The most seductive part of Tools for Teaching is Responsibility Training, and the most seductive part of Responsibility Training is the use of the stopwatch. It is quick. It is powerful. It is easy. What more could an exasperated teacher want? Compared to clicking a stopwatch, the rest of Tools for Teaching is relatively difficult.
For example, Classroom Structure requires extensive preplanning and seemingly endless training and retraining of the class. It, more than any other part of the program, requires an unwavering commitment to proactive management. “Pay me now, or pay me later” represents a way of life. Similarly, Limit-Setting integrates many complex social skills with the constant need to relax and keep quiet in spite of the urgings of our fight-flight reflex.
Like all learned skills, the procedures of Classroom Structure and Limit-Setting are subject to that most brutal law of learning: “The only predictable outcome of learning is forgetting.” The first skill to go is always breathing, and with that goes our timing and our emotional composure. With a loss of composure teachers drift toward reactive management and nagging. Without ongoing feedback and retraining, the long-term fate of any staff development program is sealed for all but the naturals.
The overuse of time loss in Responsibility Training, therefore, becomes our “early warning system” for skill deterioration in Tools for Teaching. All management jobs that are not done preventatively in Classroom Structure are pushed down to Limit-Setting where they become “enforcement.” Similarly, all management jobs that are not done in Limit-Setting are pushed down to Responsibility Training where they too become “enforcement.” When Responsibility Training is asked to bear too much of the burden of management, it is transformed from an enjoyable tool for building cooperation to a form of nagging with a time penalty added. Its disposition switches from sweet to sour, and it becomes resented by the students. Hence, our saying, “Never use time to manage a behavior that you can manage with your body."

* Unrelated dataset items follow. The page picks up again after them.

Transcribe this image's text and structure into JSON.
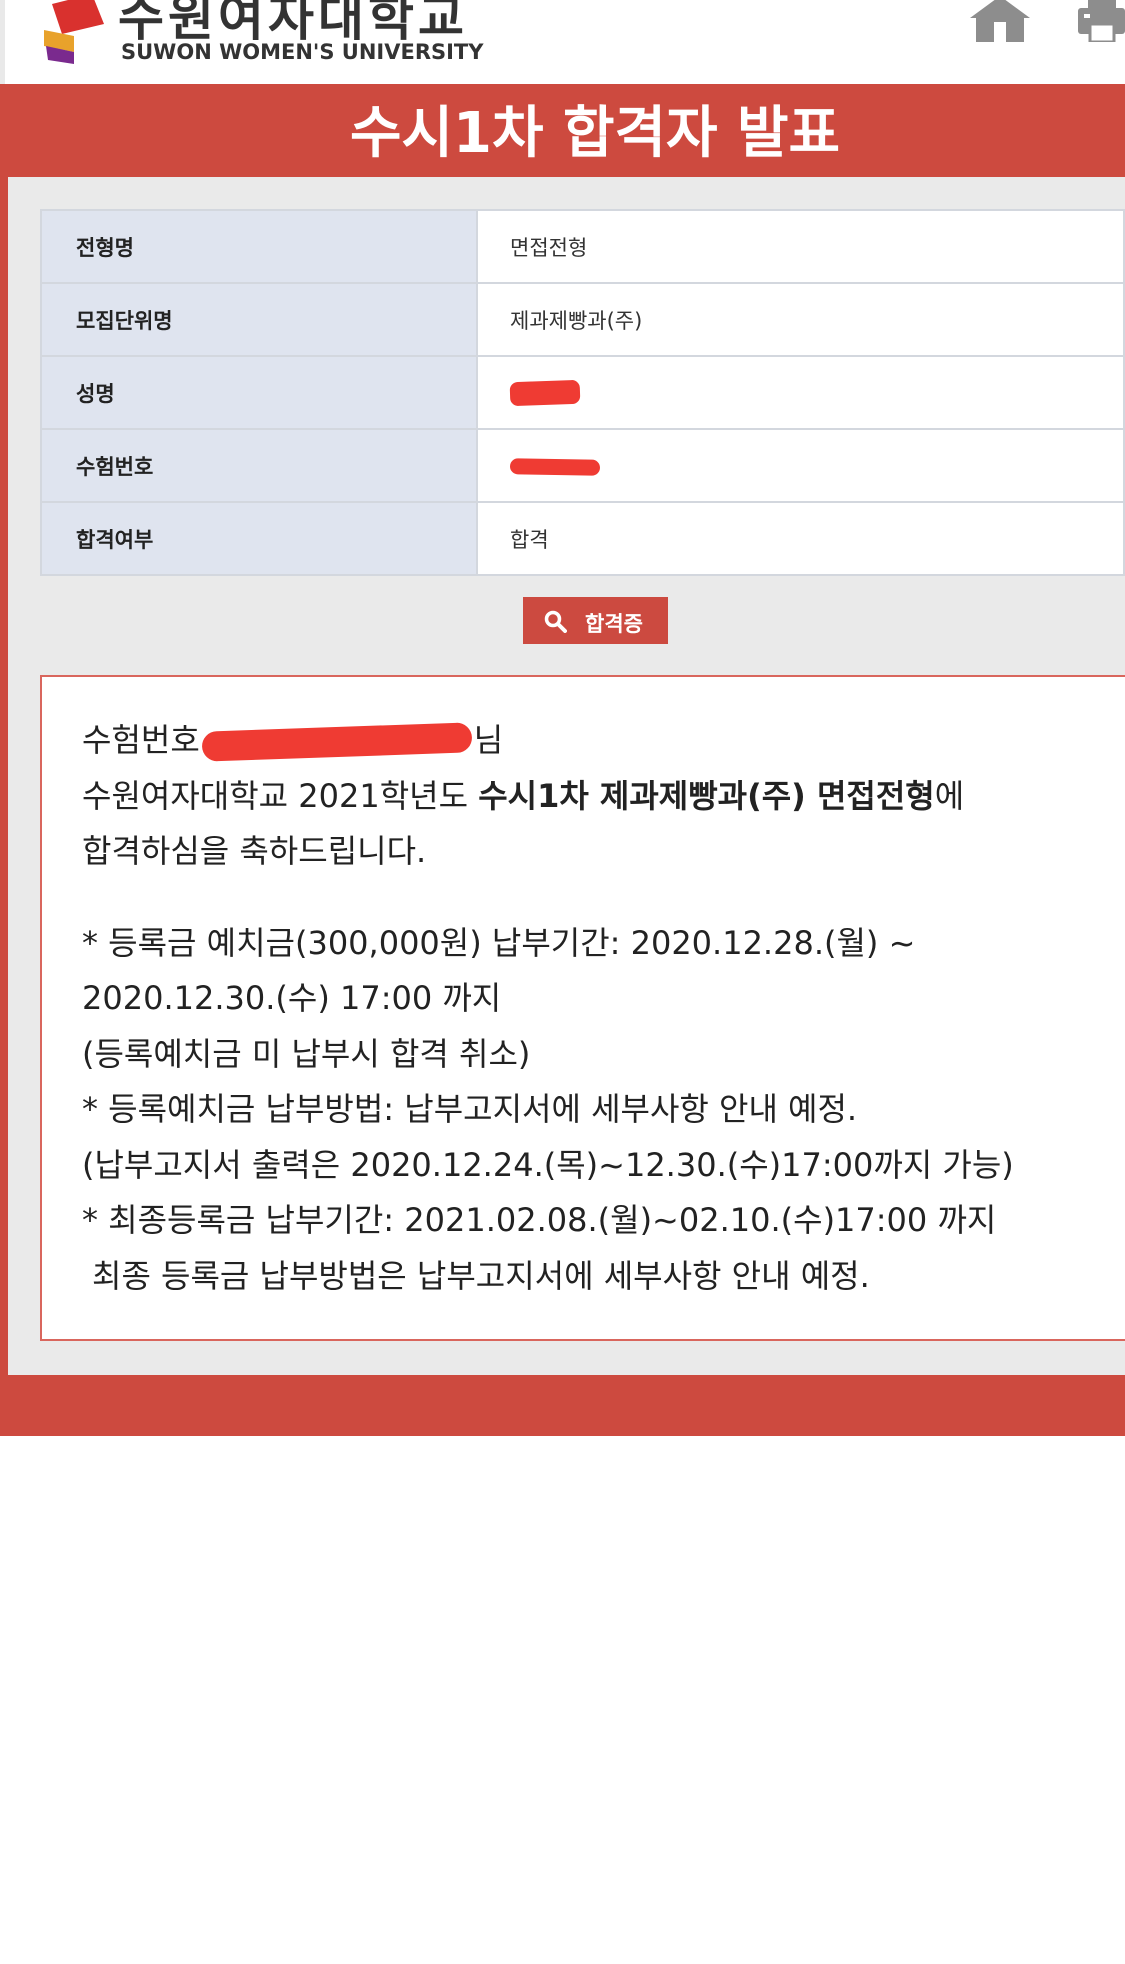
{
  "header": {
    "logo_korean": "수원여자대학교",
    "logo_english": "SUWON WOMEN'S UNIVERSITY",
    "home_icon": "home-icon",
    "print_icon": "print-icon"
  },
  "page_title": "수시1차 합격자 발표",
  "info_table": [
    {
      "label": "전형명",
      "value": "면접전형"
    },
    {
      "label": "모집단위명",
      "value": "제과제빵과(주)"
    },
    {
      "label": "성명",
      "value": ""
    },
    {
      "label": "수험번호",
      "value": ""
    },
    {
      "label": "합격여부",
      "value": "합격"
    }
  ],
  "certificate_button": {
    "label": "합격증",
    "icon": "search-icon"
  },
  "notice": {
    "line1_prefix": "수험번호",
    "line1_suffix": "님",
    "line2_prefix": "수원여자대학교 2021학년도 ",
    "line2_bold": "수시1차 제과제빵과(주)  면접전형",
    "line2_suffix": "에",
    "line3": "합격하심을 축하드립니다.",
    "details": [
      "* 등록금 예치금(300,000원) 납부기간: 2020.12.28.(월) ~",
      "2020.12.30.(수) 17:00 까지",
      "(등록예치금 미 납부시 합격 취소)",
      "* 등록예치금 납부방법: 납부고지서에 세부사항 안내 예정.",
      "(납부고지서 출력은 2020.12.24.(목)~12.30.(수)17:00까지 가능)",
      "* 최종등록금 납부기간: 2021.02.08.(월)~02.10.(수)17:00 까지",
      "최종 등록금 납부방법은 납부고지서에 세부사항 안내 예정."
    ]
  },
  "colors": {
    "brand_red": "#cd4a3f",
    "table_header_bg": "#dfe4ef",
    "redaction": "#ef3b33"
  }
}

Tools for Teaching is neither a quick fix nor a set of handy hints that can be quickly internalized. Rather, it is a thorough restructuring of classroom management from the ground up. The good news is that it can be done with a reasonable amount of training and follow-through. The bad news is that it cannot be done without a well developed follow-through program. The ultimate success of Tools for Teaching, therefore, will always be a function of the quality of the follow-through effort at the school site.